Multimillionaire Shanghai businessman Furu Ding of the wealthy New Development Group paid $53 million for a long-vacant site in Auckland's CBD and is planning a five-star hotel tower on the site at 106 Albert St.
Ding also owns a big slice of land north of Auckland.
New Zealand's third biggest builder is Chinese-owned Mainzeal Property & Construction, ranked behind Fletcher Construction and Hawkins Construction, builder of some of the country's largest structures including Auckland's Vector Arena.
China Road and Bridge Corp
One of the world's biggest contractors, the China Road and Bridge Corporation, eyed up several major New Zealand roading contracts, yet failed to score, after forging an alliance with Orewa's locally owned Hopper Developments. Hopper's Evans Young said he believes Chinese will increasingly show an interest in New Zealand, a step which we should welcome for the wealth they will bring.
China Development Bank
Signed an agreement with PwC which says the two will co-operate on major development projects, particularly on reconstruction and investment in Canterbury after the earthquakes but the bank could also invest in and lend money for many different infrastructure projects. The bank is also a big Australian investor.
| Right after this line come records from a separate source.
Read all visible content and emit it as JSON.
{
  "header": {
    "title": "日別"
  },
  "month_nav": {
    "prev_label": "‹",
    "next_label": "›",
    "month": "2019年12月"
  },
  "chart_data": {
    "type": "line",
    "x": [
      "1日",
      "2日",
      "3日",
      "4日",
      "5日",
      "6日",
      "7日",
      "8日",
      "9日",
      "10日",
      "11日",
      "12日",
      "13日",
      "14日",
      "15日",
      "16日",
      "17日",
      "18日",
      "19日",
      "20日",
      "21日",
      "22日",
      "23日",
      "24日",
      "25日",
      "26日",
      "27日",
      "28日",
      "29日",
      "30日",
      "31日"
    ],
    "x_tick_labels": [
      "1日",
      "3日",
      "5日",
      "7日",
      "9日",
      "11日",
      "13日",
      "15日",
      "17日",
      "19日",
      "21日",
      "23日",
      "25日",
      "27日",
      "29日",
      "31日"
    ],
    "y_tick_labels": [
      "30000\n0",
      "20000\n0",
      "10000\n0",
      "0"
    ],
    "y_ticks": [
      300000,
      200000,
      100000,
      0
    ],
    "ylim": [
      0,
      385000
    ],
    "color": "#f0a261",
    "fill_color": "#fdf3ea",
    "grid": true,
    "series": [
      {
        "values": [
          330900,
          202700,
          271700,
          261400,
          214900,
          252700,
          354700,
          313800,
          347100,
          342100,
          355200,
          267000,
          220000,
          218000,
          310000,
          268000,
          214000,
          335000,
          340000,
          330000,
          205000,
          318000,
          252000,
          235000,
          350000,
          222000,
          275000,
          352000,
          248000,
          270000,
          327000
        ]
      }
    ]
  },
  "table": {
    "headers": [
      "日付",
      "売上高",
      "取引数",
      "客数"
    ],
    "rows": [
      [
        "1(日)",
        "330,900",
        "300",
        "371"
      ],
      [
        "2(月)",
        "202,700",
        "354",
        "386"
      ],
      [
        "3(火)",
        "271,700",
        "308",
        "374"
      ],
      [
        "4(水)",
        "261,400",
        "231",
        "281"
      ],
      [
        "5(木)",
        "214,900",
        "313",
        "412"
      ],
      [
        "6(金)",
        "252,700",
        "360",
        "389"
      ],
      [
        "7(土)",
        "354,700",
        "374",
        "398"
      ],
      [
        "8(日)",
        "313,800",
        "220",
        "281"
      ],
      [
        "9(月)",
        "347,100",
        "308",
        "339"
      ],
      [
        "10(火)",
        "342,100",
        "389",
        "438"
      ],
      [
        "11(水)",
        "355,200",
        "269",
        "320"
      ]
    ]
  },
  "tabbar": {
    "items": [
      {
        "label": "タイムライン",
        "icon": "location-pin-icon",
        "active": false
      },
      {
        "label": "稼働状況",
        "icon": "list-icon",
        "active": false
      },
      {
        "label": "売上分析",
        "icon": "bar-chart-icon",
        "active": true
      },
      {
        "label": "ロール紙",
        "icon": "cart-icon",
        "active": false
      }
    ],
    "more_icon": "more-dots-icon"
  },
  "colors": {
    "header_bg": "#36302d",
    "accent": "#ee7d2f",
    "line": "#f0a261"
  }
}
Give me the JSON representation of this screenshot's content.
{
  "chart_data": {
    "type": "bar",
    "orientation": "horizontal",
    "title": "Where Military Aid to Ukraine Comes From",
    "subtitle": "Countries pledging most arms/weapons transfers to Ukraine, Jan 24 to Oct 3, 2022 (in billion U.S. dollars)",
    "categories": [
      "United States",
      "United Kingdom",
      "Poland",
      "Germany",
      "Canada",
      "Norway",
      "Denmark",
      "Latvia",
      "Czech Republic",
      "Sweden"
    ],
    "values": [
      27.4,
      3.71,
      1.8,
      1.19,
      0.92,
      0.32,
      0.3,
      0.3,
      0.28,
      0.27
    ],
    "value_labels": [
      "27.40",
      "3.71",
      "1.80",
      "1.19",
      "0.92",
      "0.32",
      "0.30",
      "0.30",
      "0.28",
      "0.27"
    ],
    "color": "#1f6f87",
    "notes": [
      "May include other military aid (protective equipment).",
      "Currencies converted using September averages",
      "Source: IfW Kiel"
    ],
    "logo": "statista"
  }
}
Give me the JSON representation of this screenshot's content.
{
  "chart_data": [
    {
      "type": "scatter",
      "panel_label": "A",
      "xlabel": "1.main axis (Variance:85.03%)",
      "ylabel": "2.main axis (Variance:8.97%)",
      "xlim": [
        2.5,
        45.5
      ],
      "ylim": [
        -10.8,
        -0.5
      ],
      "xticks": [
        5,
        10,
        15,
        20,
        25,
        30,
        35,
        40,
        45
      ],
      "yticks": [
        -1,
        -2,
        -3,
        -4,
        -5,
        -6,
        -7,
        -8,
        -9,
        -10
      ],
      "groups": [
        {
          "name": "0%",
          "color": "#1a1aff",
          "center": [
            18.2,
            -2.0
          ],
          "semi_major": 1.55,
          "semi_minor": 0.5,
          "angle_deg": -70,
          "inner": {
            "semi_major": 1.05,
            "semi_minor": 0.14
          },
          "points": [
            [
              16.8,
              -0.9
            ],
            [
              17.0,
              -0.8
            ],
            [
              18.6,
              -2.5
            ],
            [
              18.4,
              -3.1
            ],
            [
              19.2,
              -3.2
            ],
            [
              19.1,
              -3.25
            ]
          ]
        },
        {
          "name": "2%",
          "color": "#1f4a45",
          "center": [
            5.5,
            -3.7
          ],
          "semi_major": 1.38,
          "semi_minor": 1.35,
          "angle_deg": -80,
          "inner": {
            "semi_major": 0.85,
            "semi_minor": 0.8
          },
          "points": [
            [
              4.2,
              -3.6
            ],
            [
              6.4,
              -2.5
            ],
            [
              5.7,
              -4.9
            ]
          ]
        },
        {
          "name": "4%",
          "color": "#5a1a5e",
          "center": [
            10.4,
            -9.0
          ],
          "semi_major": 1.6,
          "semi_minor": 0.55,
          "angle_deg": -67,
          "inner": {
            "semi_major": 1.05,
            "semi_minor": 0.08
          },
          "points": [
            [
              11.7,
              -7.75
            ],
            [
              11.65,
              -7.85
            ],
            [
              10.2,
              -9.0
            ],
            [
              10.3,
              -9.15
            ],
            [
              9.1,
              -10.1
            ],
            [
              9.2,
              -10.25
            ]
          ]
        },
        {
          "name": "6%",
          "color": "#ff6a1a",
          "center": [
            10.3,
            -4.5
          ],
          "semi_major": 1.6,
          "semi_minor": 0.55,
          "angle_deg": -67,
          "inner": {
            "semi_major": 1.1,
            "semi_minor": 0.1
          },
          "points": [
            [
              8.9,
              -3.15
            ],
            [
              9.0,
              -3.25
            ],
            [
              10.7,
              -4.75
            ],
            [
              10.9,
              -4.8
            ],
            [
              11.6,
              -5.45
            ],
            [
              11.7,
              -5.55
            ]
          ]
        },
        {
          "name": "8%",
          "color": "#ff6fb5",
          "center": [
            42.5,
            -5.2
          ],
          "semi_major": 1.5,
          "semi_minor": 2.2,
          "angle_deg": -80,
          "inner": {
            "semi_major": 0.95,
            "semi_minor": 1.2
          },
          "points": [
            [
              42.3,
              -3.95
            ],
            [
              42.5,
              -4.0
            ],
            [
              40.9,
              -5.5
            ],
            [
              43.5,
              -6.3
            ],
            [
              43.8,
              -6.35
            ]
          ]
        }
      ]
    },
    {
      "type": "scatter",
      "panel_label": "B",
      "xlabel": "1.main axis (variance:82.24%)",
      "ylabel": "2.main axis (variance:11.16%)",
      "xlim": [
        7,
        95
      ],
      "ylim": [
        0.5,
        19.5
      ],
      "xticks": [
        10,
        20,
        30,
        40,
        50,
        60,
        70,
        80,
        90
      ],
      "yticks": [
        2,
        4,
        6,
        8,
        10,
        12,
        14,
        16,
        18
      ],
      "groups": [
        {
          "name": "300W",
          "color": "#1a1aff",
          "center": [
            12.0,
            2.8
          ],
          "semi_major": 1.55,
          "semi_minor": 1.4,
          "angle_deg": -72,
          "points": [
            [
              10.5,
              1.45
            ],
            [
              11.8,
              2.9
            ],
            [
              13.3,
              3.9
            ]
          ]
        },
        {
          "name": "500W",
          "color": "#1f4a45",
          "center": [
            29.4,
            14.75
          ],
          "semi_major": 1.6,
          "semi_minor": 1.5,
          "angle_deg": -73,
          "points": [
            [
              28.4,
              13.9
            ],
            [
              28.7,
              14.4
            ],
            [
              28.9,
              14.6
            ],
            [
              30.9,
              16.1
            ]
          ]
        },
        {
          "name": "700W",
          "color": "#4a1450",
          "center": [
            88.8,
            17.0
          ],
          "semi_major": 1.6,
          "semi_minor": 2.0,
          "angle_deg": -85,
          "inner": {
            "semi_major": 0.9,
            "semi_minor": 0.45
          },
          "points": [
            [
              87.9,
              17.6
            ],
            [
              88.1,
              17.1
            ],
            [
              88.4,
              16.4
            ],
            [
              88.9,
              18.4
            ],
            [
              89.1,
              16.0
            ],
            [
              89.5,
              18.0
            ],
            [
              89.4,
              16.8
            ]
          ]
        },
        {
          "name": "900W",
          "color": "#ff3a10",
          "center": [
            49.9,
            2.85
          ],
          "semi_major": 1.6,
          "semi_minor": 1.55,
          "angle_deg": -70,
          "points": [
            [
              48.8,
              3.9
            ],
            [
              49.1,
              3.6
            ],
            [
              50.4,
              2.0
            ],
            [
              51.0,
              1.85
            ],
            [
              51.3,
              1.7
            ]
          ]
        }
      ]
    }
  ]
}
Three years ago, Wang Shi - an ex-People's Liberation Army soldier leading China's biggest house builder China Vanke - visited Auckland to find out more about eco-friendly residential construction, indicating an interest in this country and particularly it's building practices.
Biggest overseas NZ land purchase applications
*Switzerland: Corisol NZ's purchase of 18,251ha of Canterbury land.
*United States (35 per cent) and others: Te Waihou Plantations acquisition of 17,289ha of central North Island land area.
*Australia/US: Matariki Forests' acquisition of 4795.5ha of Canterbury land.
*China: Milk NZ Holdings' 7892.5ha purchase of North Island farmland.
*British, US and NZ: Craigmore's purchase of 8688ha of North Island forestry land.
*United States: Calvin Pardee Erdman's purchase of 2687.9ha of Canterbury land.